If there were an ex-Pope, if he had a beauteous daughter, if she became secretly engaged to the eldest son of "The Richest Man in the World," then Catholics would be as excited as Moslems were last week.
In a sun-drenched Riviera villa, high above champagne-soused Nice, lives the ex-Caliph of Islam who has no successor. Deposed and physically ousted from Turkey in 1924 by agnostic President Mustafa Kemal, Caliph Abdul Medjid Effendi is still to millions of Moslems "Commander of the Faithful" and "Viceregent of Allah."
Expenses of the Caliph's huge villa (a palace in size and ornate furnishings) are paid voluntarily by Islam's rich & pious, notably by His Exalted Highness the Nizam of Hyderabad, richest Indian potentate, reputedly "Richest Man in the World." In Nice last week the "secret engagement" of the Exalted Nizam's eldest son, Sahib Zada Nawah Azam Jah, to the Holy Caliph's beauteous daughter, Durri Chehvar, was ostentatiously bruited. If the secret proves popular with 200,000,000 Moslems it will become no secret but a thumping fact.

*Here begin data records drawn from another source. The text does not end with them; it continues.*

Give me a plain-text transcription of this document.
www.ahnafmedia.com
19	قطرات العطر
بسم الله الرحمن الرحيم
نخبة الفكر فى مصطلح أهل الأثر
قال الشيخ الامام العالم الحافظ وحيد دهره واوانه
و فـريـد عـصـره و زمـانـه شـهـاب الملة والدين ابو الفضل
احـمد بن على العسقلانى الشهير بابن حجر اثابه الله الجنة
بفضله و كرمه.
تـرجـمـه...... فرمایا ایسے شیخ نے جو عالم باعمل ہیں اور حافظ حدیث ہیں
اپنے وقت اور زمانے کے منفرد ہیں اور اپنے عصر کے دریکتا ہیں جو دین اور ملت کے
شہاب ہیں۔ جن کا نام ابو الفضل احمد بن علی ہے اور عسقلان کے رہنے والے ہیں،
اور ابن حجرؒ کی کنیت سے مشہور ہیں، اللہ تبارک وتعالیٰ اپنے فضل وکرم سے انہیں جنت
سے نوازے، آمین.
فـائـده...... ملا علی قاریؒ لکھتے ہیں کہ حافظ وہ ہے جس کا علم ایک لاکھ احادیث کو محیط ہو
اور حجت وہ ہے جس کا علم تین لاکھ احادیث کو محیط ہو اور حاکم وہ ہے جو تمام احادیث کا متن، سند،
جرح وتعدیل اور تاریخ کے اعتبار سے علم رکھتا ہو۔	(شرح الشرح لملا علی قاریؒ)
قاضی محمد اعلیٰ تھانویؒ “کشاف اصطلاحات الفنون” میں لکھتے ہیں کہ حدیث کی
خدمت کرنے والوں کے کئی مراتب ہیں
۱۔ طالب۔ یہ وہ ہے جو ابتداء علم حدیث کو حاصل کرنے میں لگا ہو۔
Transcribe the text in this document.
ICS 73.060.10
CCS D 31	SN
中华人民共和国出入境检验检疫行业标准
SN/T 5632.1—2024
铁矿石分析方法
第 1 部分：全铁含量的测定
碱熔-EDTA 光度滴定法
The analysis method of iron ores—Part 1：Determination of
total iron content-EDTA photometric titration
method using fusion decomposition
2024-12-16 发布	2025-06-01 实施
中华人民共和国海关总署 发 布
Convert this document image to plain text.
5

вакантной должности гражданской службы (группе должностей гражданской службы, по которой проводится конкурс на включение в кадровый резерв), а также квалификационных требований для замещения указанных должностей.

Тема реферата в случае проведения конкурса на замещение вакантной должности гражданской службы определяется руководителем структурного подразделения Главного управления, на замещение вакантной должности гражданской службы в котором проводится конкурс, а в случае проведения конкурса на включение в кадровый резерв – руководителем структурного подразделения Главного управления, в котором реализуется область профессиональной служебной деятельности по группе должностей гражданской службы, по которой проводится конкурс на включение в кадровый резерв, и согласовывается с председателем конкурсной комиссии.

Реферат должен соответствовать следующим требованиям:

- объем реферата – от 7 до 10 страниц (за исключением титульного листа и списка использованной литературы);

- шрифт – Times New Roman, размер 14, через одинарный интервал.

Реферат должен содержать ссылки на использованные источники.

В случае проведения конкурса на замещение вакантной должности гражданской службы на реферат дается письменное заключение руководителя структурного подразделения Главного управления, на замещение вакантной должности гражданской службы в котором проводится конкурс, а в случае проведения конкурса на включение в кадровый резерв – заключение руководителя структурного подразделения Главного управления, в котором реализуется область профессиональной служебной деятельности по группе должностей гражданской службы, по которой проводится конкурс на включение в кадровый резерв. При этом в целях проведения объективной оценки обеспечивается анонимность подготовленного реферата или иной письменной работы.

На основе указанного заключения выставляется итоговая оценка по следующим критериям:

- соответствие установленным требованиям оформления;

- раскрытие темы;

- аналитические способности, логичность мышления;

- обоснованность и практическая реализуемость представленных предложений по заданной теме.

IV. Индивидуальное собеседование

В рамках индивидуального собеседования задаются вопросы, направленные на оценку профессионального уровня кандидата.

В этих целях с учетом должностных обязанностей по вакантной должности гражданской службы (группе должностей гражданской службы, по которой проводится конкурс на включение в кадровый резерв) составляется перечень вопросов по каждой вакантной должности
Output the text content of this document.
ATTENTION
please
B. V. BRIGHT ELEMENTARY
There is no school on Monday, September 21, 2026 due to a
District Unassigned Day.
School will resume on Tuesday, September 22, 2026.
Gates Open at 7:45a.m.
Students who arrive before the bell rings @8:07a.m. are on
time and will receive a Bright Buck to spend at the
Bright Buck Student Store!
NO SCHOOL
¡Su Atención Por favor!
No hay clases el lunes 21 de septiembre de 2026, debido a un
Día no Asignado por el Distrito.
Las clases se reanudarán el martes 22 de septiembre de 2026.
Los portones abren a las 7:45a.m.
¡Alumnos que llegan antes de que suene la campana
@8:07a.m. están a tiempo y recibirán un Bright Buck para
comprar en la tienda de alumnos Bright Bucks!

Observers suspected the Exalted Nizam of guile. According to the Koran, the Caliph of Islam must be a temporal ruler. Palestine Moslems have been trying for years, were still trying last week, to establish the present deposed Caliph in Jerusalem as "ruler" of a plot of ground about the size of the Papal State. In London this scheme is being urged by Shankat Ali, Moslem Delegate to the Indian Round Table Conference. But Christian Britain, who rules Jerusalem, hesitates to make the "Holy City" of Jews and Christians the seat of Islam's Caliphate. What to do?
Years ago Hyderabad's ruling Nizam tried to get himself proclaimed Caliph. To pious Moslems his ambition was shocking. They squelched it. But the "secret engagement" of Caliph's daughter and Nizam's heir last week struck many Moslems as a happy thought. Should these young people wed and have a man child, temporal and spiritual strains would richly blend in him. He could be proclaimed "The True Caliph."
In Nice ex-Caliph Abdul Medjid, though he sent up the engagement trial balloon, took care not to kill off his Jerusalem candidacy last week. His monocle-wearing Secretary Hussein Nakib Bey declared, "My august master. His Majesty the Caliph Abdul Medjid Effendi, constantly corresponds with the Grand Mufti of Palestine."
In Jerusalem correspondents badgered the Grand Mufti into a cryptic statement.
"The question of restoration of the Caliphate will not be decided at our All-Moslem Congress in Jerusalem next December," hedged the Mufti, "but, while no Caliph will be elected by the Congress, we will deal with the question abstractly."
In London the Turkish Embassy revealed that the Turkish Government asked the British Government fortnight ago not to permit restoration of the Caliphate anywhere in the Empire, particularly not in Jerusalem. Turks, who are doing very well with their pragmatic Republic, fear a revival of Moslem piety, a reaction against President Kemal should the Caliphate be restored.